Pendant quelques jours, on n’aura pas entendu de remarques antisémites.
Pendant quelques jours, Marine Le Pen a ressenti plus fort son hérédité (ça doit faire du bien, non ?) [1], Valérie Pécresse nous a fait rire comme à son habitude (ah tiens finalement rien n’a changé).
Pendant quelques jours, on a pris du recul sur l’apologie du blasphème qui donne d’un côté un blanc-seing à Charlie, et sur la liberté d’expression qu’on questionne d’un autre côté face à l’antisémitisme de Dieudonné. Je me permets juste de hasarder qu’il y a quand même une différence entre critiquer plus ou moins maladroitement la religion et l’incitation à la haine raciale [2]. Mais au moins on y aura réfléchi. En tout cas moi, j’y aurai réfléchi, qui habituellement suis davantage dans la course à l’échalote que dans l’épistémologie [3].
Pendant quelques jours, les gens vont acheter la presse, qu’on dit moribonde ; se féliciter que les concurrents se soutiennent et s’entraident (si ça ce n’est pas un idéal de gauche, hein ?).
Pendant quelques jours on aura pu se lâcher sur l’humour noir, presque autant que les Belges que j’admire pour ça.
Pendant quelques jours, tous les commentateurs politiques auront pu gloser sur le sens profond du verbe être : « Je suis Charlie, » « Je ne suis pas Charlie, », et « la jeunesse se reconnaît dans tel slogan » par-ci, et « Je suis mulsulman, je suis juif, je suis flic » [4] par-là.
Pendant quelques jours on va prendre conscience que les mosquées sont souvent moches, ici cave, là entrepôt (Vendôme) réutilisés, si possible non ostensibles parce que ça emmerde un peu les municipalités, tandis que les temples des autres religions sont quand même vachement présents dans le paysage. L’antériorité historique n’explique pas tout. Les attaques contre les mosquées se seront multipliées ces derniers jours, malheureusement mille fois moins condamnées publiquement que tout le reste. L’habitude a la couenne dure [5].
Pendant quelques jours, on va sourire aux musulmans au lieu de les regarder de travers. Toujours ça de pris. Et aux bonnes sœurs aussi, tiens, y’a pas de raison ! Pendant une bonne partie de ma vie, j’ai été farouchement anti-clérical. Maintenant, je reconnais que les religions ont été un facteur d’éducation quand on n’éduquait pas à l’école, de loi avant les lois, de stabilité et de cohérence sociale avant que la société civile ne soit suffisamment construite pour assumer ce rôle. Et puis si ça sert de béquille aux gens qui n’ont pas la force d’affronter le néant spirituel [6], grand bien leur fasse tant qu’ils ne me font pas chier avec ça.
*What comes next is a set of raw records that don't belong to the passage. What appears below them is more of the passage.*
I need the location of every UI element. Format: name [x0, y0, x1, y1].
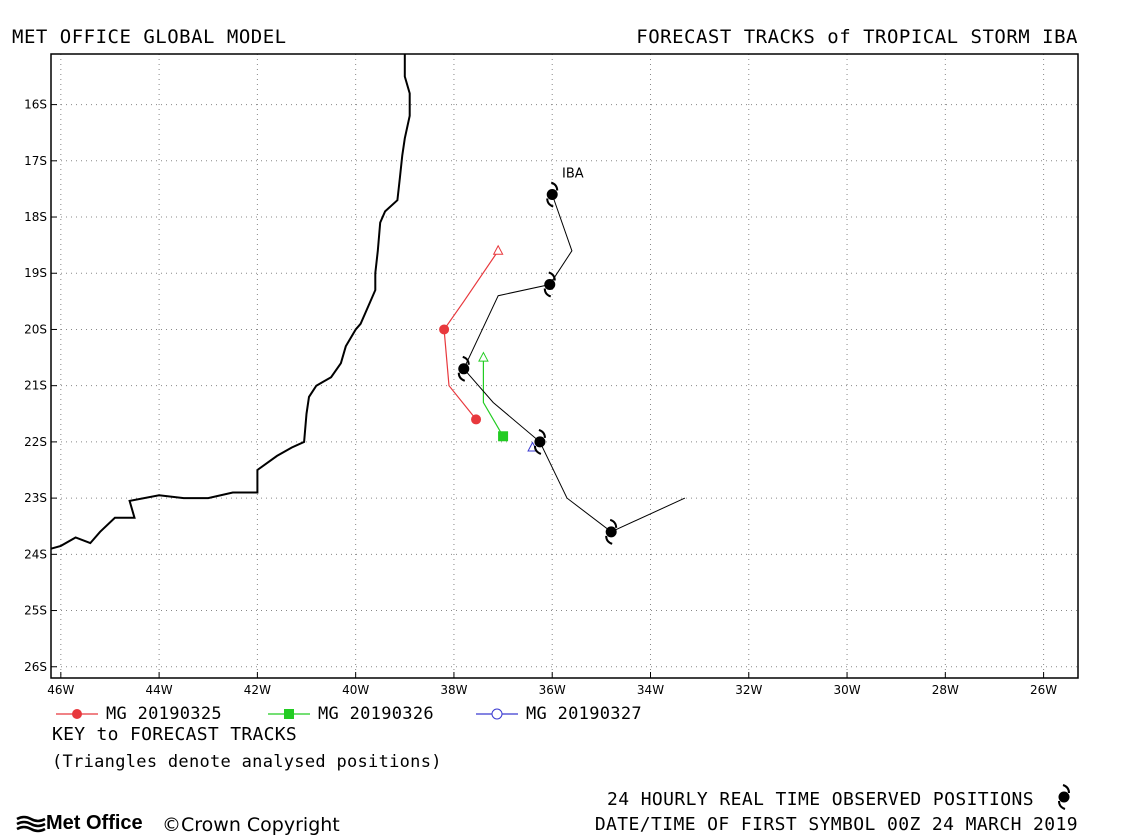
legend-swatch — [476, 708, 518, 720]
chart-title: FORECAST TRACKS of TROPICAL STORM IBA — [636, 26, 1078, 48]
lon-tick-label: 32W — [735, 683, 762, 697]
logo-text: Met Office — [46, 812, 143, 834]
storm-symbol-icon — [546, 181, 559, 208]
legend-item: MG 20190327 — [476, 704, 642, 724]
lon-tick-label: 42W — [244, 683, 271, 697]
legend-label: MG 20190327 — [526, 704, 642, 724]
storm-symbol-icon — [533, 428, 546, 455]
legend-label: MG 20190325 — [106, 704, 222, 724]
map-frame — [50, 53, 1079, 679]
lon-tick-label: 34W — [637, 683, 664, 697]
storm-symbol-glyph — [1058, 784, 1070, 810]
forecast-marker-circle — [471, 414, 482, 425]
lon-tick-label: 30W — [833, 683, 860, 697]
forecast-track-line — [443, 250, 499, 420]
observed-positions-note: 24 HOURLY REAL TIME OBSERVED POSITIONS — [606, 789, 1034, 810]
analysed-position-triangle — [478, 351, 489, 362]
coastline — [50, 54, 411, 550]
forecast-marker-square — [498, 431, 509, 442]
first-symbol-time: DATE/TIME OF FIRST SYMBOL 00Z 24 MARCH 2… — [594, 814, 1078, 835]
forecast-marker-circle — [439, 324, 450, 335]
lat-tick-label: 22S — [24, 435, 47, 449]
lat-tick-label: 16S — [24, 98, 47, 112]
storm-symbol-icon — [543, 271, 556, 298]
lon-tick-label: 40W — [342, 683, 369, 697]
storm-symbol-icon — [605, 518, 618, 545]
lon-tick-label: 26W — [1030, 683, 1057, 697]
met-office-logo: Met Office — [16, 812, 143, 835]
copyright-icon: © — [162, 814, 181, 836]
lon-tick-label: 46W — [47, 683, 74, 697]
legend-note: (Triangles denote analysed positions) — [52, 752, 442, 772]
lon-tick-label: 36W — [539, 683, 566, 697]
lat-tick-label: 21S — [24, 379, 47, 393]
legend-swatch — [56, 709, 98, 719]
lat-tick-label: 26S — [24, 660, 47, 674]
lat-tick-label: 18S — [24, 210, 47, 224]
storm-symbol-icon — [457, 355, 470, 382]
storm-symbol-icon — [1058, 784, 1070, 810]
copyright-text: Crown Copyright — [181, 814, 340, 836]
forecast-track-line — [482, 357, 504, 437]
observed-track-line — [463, 194, 686, 533]
analysed-position-triangle — [492, 244, 504, 255]
lon-tick-label: 44W — [146, 683, 173, 697]
lon-tick-label: 28W — [932, 683, 959, 697]
lat-tick-label: 19S — [24, 266, 47, 280]
lat-tick-label: 25S — [24, 604, 47, 618]
legend-label: MG 20190326 — [318, 704, 434, 724]
waves-icon — [16, 815, 46, 832]
legend-item: MG 20190325 — [56, 704, 222, 724]
lat-tick-label: 23S — [24, 491, 47, 505]
lat-tick-label: 17S — [24, 154, 47, 168]
legend-title: KEY to FORECAST TRACKS — [52, 724, 298, 745]
storm-name-label: IBA — [562, 167, 584, 182]
lon-tick-label: 38W — [440, 683, 467, 697]
model-title: MET OFFICE GLOBAL MODEL — [12, 26, 287, 48]
legend-item: MG 20190326 — [268, 704, 434, 724]
copyright: ©Crown Copyright — [162, 814, 340, 836]
lat-tick-label: 20S — [24, 322, 47, 336]
lat-tick-label: 24S — [24, 547, 47, 561]
legend-swatch — [268, 709, 310, 719]
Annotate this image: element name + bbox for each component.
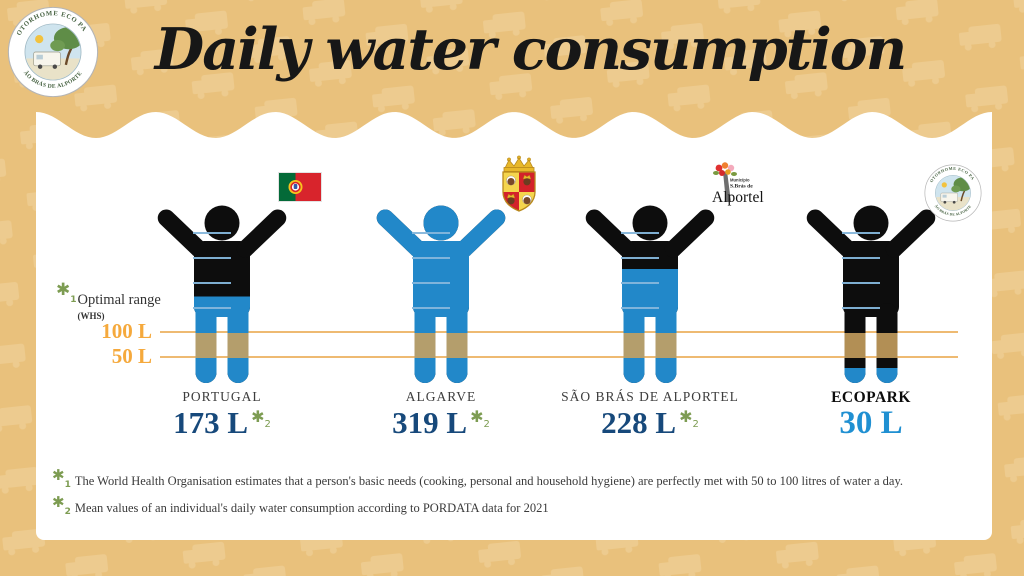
reference-label-50l: 50 L [111,344,152,368]
optimal-range-source: (WHS) [77,310,105,321]
reference-line-100l [160,331,958,333]
footnote-1: ✱1 The World Health Organisation estimat… [52,466,904,490]
footnote-ref-icon: ✱2 [470,407,490,430]
category-label-portugal: PORTUGAL [182,389,262,404]
algarve-coat-of-arms-icon [494,155,544,218]
svg-text:S.Brás de: S.Brás de [730,184,753,190]
value-label-sao-bras-de-alportel: 228 L ✱2 [601,405,699,440]
category-label-sao-bras-de-alportel: SÃO BRÁS DE ALPORTEL [561,389,739,404]
figure-sao-bras-de-alportel [575,205,725,395]
value-labels: 173 L ✱2 319 L ✱2 228 L ✱2 30 L [0,405,1024,453]
card-wave-edge [36,112,992,144]
footnote-ref-icon: ✱2 [251,407,271,430]
reference-line-50l [160,356,958,358]
reference-label-100l: 100 L [101,319,152,343]
value-label-ecopark: 30 L [839,405,903,441]
motorhome-eco-park-badge-icon: MOTORHOME ECO PARK SÃO BRÁS DE ALPORTEL [922,160,982,227]
optimal-range-text: Optimal range [77,292,161,308]
asterisk-icon: ✱1 [52,466,71,490]
svg-text:Município: Município [730,178,750,183]
value-label-algarve: 319 L ✱2 [392,405,490,440]
category-labels: PORTUGAL ALGARVE SÃO BRÁS DE ALPORTEL ECOPA… [0,389,1024,409]
svg-text:Alportel: Alportel [712,189,764,206]
footnotes: ✱1 The World Health Organisation estimat… [52,468,992,522]
category-label-ecopark: ECOPARK [831,389,911,406]
value-label-portugal: 173 L ✱2 [173,405,271,440]
asterisk-icon: ✱2 [52,493,71,517]
optimal-range-label: ✱1 Optimal range (WHS) [56,282,161,321]
footnote-ref-icon: ✱2 [679,407,699,430]
figure-ecopark [796,205,946,395]
category-label-algarve: ALGARVE [405,389,477,404]
figure-portugal [147,205,297,395]
page-title: Daily water consumption [154,16,907,83]
sao-bras-municipality-logo-icon: Município S.Brás de Alportel [692,161,764,212]
asterisk-icon: ✱1 [56,280,77,305]
footnote-2: ✱2 Mean values of an individual's daily … [52,493,549,517]
figure-algarve [366,155,516,395]
motorhome-eco-park-logo: MOTORHOME ECO PARK SÃO BRÁS DE ALPORTEL [4,1,99,103]
portugal-flag-icon [278,172,322,207]
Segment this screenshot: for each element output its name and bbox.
Pendant quelques jours (puisque je parle de « faire chier »), dans mon petit foyer nous avons parlé très crûment aux enfants et leur avons permis de parler crûment, fait bouger les lignes et réfléchi à ce qui est permis dans la transgression, la politesse et les registres de langue dans l’éducation que nous leur donnons.
Pendant quelques jours on va se dire bonjour dans les kiosques bondés. De toute ma vie je n’avais pas vu ça, mais ce matin… chez mon kiosquier, on rigole, on s’apostrophe : « Y’a plus de Charlie ! — Ah bon merci, bonne journée à tous hein ! » Pas un triste « Messieurs-dames » lâché dans un souffle comme par obligation par les gens de plus de cinquante ans, non : les clients sortent en lâchant jovialement à la cantonade « Bonne journée tout le monde ! »
Et pendant quelques jours on a bien rigolé, c’est toujours ça de pris.
Comme quoi, on peut remercier Mikhaïl Kalachnikov (1919-2013), créateur de l’AK-47, dit Kalachnikov [7] : à l’extrême opposée de ce qu’ils ont souhaité, l’obscurantisme aura reculé, l’espace de quelques jours. On verra ce que ça durera. Comme on dit en France : inch’Allah.